AZ-204 Developing Solutions for Microsoft Azure Exam

You can develop, but can you develop for the cloud? Harness your development skills and learn how to create robust solutions for Microsoft Azure, aiming for your Microsoft Certified: Azure Developer Associate certification!

Practice Test

Exam

Create an Azure API Management instance

Configure the API Management Instance

Azure API Management (APIM) is a gateway that provides a single entry point for your APIs. It verifies credentials, enforces usage quotas, and logs metadata to help you monitor and control traffic. With APIM, you can apply policies at different levels to transform requests and responses as they pass through the gateway. By creating an APIM instance, you centralize how your APIs are defined, secured, and published to both internal and external users.

To create an APIM instance, you can use the Azure portal, CLI, PowerShell, or Infrastructure-as-Code templates like ARM, Bicep, or Terraform. During setup, you select a service tier—such as Consumption, Developer, Basic, Standard, Premium, or Isolated—and choose the region and number of capacity units. You can also integrate APIM with an Azure Virtual Network to tighten security and deploy across multiple regions for higher availability. Adjusting the number of units in the portal or via automation scripts lets you easily scale your instance up or down.

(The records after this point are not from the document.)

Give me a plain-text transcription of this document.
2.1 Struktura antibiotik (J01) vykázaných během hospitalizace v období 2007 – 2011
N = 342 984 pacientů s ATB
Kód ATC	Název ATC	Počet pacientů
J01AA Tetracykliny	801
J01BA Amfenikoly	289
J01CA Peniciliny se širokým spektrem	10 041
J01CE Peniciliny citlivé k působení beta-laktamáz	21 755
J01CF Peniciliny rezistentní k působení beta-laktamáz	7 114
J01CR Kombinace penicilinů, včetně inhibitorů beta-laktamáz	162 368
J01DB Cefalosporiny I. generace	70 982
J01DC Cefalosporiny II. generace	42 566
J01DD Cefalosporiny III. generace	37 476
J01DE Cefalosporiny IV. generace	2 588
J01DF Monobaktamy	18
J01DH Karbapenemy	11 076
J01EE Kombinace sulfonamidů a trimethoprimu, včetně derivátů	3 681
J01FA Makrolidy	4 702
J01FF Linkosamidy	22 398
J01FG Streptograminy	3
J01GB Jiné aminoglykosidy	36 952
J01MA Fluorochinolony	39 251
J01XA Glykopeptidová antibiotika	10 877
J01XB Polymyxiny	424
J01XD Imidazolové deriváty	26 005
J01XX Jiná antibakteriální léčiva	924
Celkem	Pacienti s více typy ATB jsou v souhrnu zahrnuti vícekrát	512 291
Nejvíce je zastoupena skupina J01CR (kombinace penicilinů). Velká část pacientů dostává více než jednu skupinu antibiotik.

Securing the connection between the APIM gateway and your back-end services is critical. You can choose from several options to protect your APIs:

  • Subscription key authentication for basic access control
  • TLS mutual authentication with client certificates for strong trust
  • IP filtering to allow requests only from approved sources
  • OAuth 2.0 authorization for token-based security
  • Azure Key Vault integration to securely store secrets and certificates
    These measures help ensure that only authorized clients can reach your back-end systems.

Defining API endpoints and attaching policies lets you shape how your APIs behave. In the policy editor, policies can run in the inbound, backend, or outbound sections to add or remove headers, set rate limits, or transform data. You can scope policies at the global, product, API, or operation level for fine-grained control. Plus, you assign APIs to products, manage subscriptions, and group users to enforce usage plans and quotas.

Integrating APIM with other tools and services streamlines your workflow and automates deployments. You can:

  • Export API definitions to Postman for testing and collaboration
  • Automate deployments with APIOps, Azure DevOps, or GitHub Actions
  • Manage your instance programmatically via the REST API, Azure CLI, PowerShell, or SDKs
  • Use Azure Policy to enforce configuration and security standards across multiple APIM instances
    These integrations help you build a secure, scalable, and automated API management solution.

Conclusion

Creating and configuring an Azure API Management instance gives you a centralized, secure entry point for your APIs. You learn how to set up the instance using different tools, choose the right service tier, and scale resources as needed. Security options like subscription keys, IP filtering, and OAuth 2.0 help protect your back-end services. Defining endpoints and policies ensures your APIs behave correctly, while integrations with tools like Postman and Azure DevOps automate testing and deployment. With these skills, you can build a robust and maintainable API management solution in Azure.